What attracted you to working in science?

I was always curious as a child and interested in biology. For a while there I was going to be a botanist. I was always collecting things from outside and had a microscope from a young age. I always wanted to know how living things worked or why they sometimes didn’t work.

What inspired you to pursue a career in cancer research?

I was always really interested in cancer. I could never understand how someone who looked completely fine on the outside was suddenly told they were sick – and then their health could just deteriorate from there. I could never reconcile that, so I just wanted to learn more and see if there was some way I could make a difference. Before moving into breast cancer research I worked on colorectal cancer in the UK for almost five years.

What do you think it would mean to breast cancer patients for genomics to be incorporated into standard of care?
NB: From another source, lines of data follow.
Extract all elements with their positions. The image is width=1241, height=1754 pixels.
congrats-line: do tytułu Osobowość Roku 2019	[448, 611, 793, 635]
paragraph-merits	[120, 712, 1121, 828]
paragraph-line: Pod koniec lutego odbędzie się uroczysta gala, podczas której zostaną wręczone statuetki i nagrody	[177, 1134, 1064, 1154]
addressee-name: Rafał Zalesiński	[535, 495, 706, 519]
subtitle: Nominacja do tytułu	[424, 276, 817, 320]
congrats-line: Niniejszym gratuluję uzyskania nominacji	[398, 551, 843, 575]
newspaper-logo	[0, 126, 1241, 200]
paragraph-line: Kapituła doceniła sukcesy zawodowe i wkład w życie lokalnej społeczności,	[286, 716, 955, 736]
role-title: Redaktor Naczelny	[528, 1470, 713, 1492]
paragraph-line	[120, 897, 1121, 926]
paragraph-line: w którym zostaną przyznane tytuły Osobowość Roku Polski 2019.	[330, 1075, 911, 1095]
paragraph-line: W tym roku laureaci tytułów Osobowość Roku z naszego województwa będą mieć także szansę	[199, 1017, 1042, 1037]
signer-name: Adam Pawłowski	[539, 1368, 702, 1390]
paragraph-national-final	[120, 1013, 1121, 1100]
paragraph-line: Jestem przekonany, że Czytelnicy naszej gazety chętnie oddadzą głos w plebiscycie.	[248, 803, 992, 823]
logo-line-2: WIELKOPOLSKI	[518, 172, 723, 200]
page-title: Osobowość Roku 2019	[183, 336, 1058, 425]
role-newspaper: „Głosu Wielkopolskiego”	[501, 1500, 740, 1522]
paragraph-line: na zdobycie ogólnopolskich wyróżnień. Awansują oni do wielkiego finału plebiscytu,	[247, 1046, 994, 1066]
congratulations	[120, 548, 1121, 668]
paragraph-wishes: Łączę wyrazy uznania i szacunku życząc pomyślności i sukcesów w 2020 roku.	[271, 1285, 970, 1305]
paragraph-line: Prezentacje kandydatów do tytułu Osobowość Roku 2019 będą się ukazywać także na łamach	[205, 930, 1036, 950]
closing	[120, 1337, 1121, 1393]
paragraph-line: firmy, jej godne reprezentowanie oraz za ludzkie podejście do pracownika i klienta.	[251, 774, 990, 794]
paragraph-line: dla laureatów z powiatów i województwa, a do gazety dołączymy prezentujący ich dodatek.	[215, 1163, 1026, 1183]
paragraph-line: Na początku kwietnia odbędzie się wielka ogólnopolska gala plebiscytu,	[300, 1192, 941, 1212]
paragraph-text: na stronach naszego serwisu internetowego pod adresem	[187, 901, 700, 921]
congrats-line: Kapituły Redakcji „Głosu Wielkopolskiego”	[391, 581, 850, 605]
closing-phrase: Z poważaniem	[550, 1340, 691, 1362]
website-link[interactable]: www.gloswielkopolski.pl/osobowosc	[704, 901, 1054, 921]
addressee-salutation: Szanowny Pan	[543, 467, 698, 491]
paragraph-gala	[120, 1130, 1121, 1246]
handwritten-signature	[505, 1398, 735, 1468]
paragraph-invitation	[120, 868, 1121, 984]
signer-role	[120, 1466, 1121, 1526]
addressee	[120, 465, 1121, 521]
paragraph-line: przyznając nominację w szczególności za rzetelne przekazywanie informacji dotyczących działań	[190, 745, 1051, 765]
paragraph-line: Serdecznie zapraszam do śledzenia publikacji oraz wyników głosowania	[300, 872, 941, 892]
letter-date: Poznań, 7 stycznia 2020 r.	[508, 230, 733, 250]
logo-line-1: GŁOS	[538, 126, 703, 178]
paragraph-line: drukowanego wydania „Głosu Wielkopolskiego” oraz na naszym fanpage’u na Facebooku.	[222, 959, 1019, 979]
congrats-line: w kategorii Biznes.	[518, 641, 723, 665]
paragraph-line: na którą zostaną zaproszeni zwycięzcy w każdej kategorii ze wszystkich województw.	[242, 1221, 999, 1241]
In the conversations I’ve had with breast cancer patients and advocates, it’s clear that more definitive testing would be welcomed, because there’s still an element of uncertainty.

We do the best we can with what we currently have in terms of diagnostics. But because breast cancer is such a heterogeneous disease, what we don’t have is clear outcomes for individual patients.

Broad numbers are used all the time and a patient just doesn’t know what category they will fall into. We say 90% of breast cancer patients will survive five years beyond diagnosis – but they don’t know if they are one of the 90% or if they will be one of the 10%. A more personalised outlook would be very welcomed.

The more we research the more we understand that no two breast cancers are the same – breast cancer is actually a lot of different diseases. If we can improve outcomes for even one patient that would be great.

It would be ideal if one day we could be in a position where we can target the right drug for a patient, so that any of the unwanted side effects they endure would be for the right reason.

What do you get up to when you’re not in the office?

When I’m not in the office or in the lab, you’ll probably find me running after my two children. I love spending time with my family and have two lovely girls, Violet (11) and Vivienne (8). I also love the outdoors – when I get the opportunity I love to go bushwalking.

Who has inspired you in your life and why?

The women in my family have definitely been an inspiration, their strength and determination has inspired me to challenge many barriers faced by women.

My grandmother became a single parent in the early 1960s but couldn’t get a job anywhere in Brisbane. Never one to give up easily, she wrote a letter to the Courier Mail questioning how someone who had been in the women’s air force, and who was trying to make a living for her family, was not able to get a job. Myer saw her letter in the paper and gave her a job – and she worked there for the next 30 years or so. I feel very privileged to be in a world where career choices for women are not anywhere as limited as they were for my mother and grandmother. I’m actually the first person in my family line to finish high school, let alone go to university and get a PhD.

In my career, Sunil Lakhani has been an amazing mentor and taught me a lot. I have mostly appreciated his ‘big picture perspective’ as he brings knowledge and an understanding of both the clinical and research areas to the work he does. When I started working in his group I swiftly realised that the clinical relevance of any scientific finding is what we are here to investigate – with the goal of benefiting patients now and in the future.

What are your thoughts on gender equality in science?

I am really passionate about gender balance in the workforce in general. I’ve been involved in the Athena Sage drive here at The University of Queensland to help address gender balance issues.

I’m also part of the career development committee at UQCCR as I think some of the issues of gender equality and career development are interrelated. Navigating the future can be daunting at times for researchers, especially if you are a woman.

As a woman who has taken time out of my career to have children and worked part-time for a period of time, I’m a living example that it doesn’t have to mean you’re out of the game. All you need is the right support, which I have definitely received while working in the Lakhani group at UQCCR.